FBW | March 22, 2017
On March 5, Helen’s friends gathered at her loft in Hoboken to celebrate and commemorate her life. Most of those attending had been to her home many times before for various meetings and events. It is a stunning space filled with her remarkable collection of authentic native American artwork, including southwest Indian pottery and a ten foot tall northwest Indian totem pole. Her home was also filled with orchids which she raised. A Steinway piano which had been played at many of the events remained in the corner.
The countless meetings Helen hosted were for activist civic groups in the Hoboken area such as People for Open Government (POG), the Hudson County Alliance (HCA) and the Fund for a Better Waterfront. Becky Hoffman, one of the leaders of HCA, mentioned some of Helen’s interests before she moved to Hoboken: She was a fine violinist and played a pivotal role in the Art Center Chamber Music Concerts based in Teaneck, New Jersey which continued for over 50 years. She helped scout groups for the concert series many that later became big names such as the Emerson String Quartet, Tokyo String Quartet, Waverly Consort and Yo-Yo Ma.

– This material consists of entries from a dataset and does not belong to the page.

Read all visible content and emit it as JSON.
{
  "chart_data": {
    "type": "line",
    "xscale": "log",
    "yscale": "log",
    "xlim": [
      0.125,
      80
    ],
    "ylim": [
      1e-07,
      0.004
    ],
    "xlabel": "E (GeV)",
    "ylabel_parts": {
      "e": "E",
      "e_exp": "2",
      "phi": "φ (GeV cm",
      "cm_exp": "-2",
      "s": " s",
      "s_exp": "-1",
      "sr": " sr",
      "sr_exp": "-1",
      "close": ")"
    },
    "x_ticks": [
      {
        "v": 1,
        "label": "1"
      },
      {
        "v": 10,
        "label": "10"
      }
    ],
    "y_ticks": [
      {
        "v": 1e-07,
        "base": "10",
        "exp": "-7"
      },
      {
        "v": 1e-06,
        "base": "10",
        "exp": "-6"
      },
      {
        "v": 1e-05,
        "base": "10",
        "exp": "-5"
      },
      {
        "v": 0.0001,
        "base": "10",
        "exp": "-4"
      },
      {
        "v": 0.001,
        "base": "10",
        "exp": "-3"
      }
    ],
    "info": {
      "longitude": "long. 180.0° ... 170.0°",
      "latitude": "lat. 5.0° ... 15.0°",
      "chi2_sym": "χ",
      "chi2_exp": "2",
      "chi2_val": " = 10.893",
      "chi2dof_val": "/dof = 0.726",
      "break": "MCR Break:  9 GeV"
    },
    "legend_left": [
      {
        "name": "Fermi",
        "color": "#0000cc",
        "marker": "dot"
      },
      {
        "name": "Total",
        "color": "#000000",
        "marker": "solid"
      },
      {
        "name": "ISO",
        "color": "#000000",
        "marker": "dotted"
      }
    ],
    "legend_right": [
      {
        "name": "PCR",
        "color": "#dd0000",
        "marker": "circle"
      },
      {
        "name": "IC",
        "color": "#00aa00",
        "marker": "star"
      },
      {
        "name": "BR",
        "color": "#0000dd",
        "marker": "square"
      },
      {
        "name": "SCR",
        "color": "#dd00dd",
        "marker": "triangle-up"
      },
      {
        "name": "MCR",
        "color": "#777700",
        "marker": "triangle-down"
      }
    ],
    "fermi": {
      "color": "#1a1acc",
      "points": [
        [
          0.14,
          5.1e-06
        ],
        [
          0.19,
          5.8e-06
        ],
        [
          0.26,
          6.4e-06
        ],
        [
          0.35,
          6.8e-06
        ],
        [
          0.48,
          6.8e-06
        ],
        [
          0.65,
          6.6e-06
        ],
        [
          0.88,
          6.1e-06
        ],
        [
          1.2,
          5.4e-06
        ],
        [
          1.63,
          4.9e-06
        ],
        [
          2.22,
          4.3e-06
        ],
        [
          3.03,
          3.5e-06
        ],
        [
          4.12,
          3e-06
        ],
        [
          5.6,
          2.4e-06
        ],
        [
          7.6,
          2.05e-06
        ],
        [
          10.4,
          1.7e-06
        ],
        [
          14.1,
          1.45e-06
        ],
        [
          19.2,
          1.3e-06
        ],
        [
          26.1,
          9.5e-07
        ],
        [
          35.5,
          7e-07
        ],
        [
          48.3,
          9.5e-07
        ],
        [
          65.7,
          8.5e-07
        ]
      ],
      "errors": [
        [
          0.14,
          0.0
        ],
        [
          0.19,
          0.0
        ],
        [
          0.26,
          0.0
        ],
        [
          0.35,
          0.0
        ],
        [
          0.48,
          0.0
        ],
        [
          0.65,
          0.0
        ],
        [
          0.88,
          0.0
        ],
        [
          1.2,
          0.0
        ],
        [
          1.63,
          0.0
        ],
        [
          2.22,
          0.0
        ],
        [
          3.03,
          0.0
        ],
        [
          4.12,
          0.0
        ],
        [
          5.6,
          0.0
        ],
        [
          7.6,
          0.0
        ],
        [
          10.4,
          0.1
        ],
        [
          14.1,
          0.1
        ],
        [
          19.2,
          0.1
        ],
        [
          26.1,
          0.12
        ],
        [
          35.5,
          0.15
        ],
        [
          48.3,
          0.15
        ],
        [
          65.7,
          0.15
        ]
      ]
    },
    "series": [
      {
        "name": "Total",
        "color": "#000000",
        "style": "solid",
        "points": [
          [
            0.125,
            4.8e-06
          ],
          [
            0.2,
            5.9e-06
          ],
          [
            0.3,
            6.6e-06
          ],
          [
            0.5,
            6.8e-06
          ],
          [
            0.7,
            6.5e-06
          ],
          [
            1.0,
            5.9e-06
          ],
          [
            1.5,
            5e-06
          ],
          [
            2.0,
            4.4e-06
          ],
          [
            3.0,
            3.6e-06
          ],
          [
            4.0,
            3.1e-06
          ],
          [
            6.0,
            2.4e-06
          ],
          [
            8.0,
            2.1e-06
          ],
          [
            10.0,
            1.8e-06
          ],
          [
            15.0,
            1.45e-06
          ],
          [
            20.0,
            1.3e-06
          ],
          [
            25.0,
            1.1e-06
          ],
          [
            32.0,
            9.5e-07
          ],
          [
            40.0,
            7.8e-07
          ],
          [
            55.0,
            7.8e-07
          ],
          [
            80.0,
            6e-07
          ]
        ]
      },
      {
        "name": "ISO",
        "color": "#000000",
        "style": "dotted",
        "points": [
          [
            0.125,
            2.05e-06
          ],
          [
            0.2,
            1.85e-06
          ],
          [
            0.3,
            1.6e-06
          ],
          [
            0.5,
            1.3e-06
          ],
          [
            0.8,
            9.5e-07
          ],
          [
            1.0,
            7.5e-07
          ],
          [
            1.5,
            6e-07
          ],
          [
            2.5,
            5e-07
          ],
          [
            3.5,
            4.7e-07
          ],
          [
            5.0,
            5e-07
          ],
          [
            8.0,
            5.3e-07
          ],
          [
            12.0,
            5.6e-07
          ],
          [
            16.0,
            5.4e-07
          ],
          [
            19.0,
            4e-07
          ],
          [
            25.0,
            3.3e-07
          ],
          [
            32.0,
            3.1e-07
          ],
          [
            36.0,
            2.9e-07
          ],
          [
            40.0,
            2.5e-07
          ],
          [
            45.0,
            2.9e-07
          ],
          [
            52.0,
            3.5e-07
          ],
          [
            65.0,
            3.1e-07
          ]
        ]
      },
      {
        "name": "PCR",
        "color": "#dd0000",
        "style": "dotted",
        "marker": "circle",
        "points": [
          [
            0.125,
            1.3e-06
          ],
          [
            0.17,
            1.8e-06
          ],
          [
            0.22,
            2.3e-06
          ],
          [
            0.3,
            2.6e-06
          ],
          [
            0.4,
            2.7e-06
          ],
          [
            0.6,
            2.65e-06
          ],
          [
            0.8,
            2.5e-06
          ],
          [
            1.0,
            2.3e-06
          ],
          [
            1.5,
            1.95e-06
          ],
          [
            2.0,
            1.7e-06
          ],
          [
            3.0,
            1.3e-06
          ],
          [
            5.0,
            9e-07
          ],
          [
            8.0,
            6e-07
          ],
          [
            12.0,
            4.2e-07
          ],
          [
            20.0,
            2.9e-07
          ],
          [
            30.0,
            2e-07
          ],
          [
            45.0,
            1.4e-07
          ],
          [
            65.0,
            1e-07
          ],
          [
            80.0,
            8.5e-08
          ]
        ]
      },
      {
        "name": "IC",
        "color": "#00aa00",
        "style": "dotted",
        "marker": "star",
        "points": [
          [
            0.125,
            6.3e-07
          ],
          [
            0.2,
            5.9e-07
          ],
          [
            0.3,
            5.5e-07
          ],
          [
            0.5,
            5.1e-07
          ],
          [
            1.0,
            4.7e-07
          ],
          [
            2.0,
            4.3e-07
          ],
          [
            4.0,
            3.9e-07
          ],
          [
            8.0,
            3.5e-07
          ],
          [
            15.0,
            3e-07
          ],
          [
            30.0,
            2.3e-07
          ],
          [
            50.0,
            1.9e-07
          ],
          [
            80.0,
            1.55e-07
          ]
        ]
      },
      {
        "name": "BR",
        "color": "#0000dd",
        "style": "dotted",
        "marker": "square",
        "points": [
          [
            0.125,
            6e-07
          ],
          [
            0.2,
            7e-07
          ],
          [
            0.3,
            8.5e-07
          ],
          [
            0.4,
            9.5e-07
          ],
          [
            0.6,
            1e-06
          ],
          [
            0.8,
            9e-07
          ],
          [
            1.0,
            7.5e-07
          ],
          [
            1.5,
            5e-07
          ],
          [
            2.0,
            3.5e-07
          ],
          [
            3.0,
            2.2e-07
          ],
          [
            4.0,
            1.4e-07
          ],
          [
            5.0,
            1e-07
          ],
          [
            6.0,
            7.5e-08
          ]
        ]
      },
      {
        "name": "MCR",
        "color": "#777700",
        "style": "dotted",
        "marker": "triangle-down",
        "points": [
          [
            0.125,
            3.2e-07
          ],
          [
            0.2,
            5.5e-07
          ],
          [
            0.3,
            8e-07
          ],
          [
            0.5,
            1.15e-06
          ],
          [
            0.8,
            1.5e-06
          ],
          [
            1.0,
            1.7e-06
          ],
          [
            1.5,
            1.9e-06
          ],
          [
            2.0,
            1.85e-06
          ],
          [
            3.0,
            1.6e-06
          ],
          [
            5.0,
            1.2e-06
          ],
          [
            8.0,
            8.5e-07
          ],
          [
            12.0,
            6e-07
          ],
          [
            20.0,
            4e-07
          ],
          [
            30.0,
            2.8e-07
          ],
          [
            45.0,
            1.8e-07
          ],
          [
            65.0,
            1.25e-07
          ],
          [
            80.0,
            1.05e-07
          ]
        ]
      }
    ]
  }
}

In addition to her support of the local groups, Helen supported National Public Radio and national environmental organizations such as the Wildlife Conservation Society. (Those who wish to honor her may want to volunteer or contribute to one of these organizations.)
At the memorial, Ron Hine spoke about Helen’s support of POG which met at 98 Park to organize campaigns that forever changed Hoboken politics. In 2004, POG placed on the ballot the first pay-to-play model ordinance entitled Public Contracting Reform that Hoboken voters passed by a 10 to 1 margin. Subsequently, POG got the City Council to pass a redeveloper pay-to-play ordinance. These measures dramatically reduced the amount of campaign contributions flowing from individuals and companies seeking municipal contracts and redeveloper agreements with the city, thus helping to level the political playing field.
Others at the gathering such as Dan Tumpson, Jim Vance, Ira Landgarten and Richard Weinstein also spoke of Helen’s generous spirit and support of local causes. Her home was central to the life of the activist community during her time in Hoboken.
Toward the end of the gathering, John Keim sat down at the Steinway to play. It may have been the last time the music Helen loved filled this space and the last time her Hoboken/Jersey City friends gathered to enjoy her hospitality.
She is survived by her twin daughters Dr. Susan Hirsch who works at New York University Hospital and Deborah Golan who lives in Israel. Ms. Golan gave Helen three beloved grandsons, Matan, Jonathan and Edo who are now adults and also reside in Israel.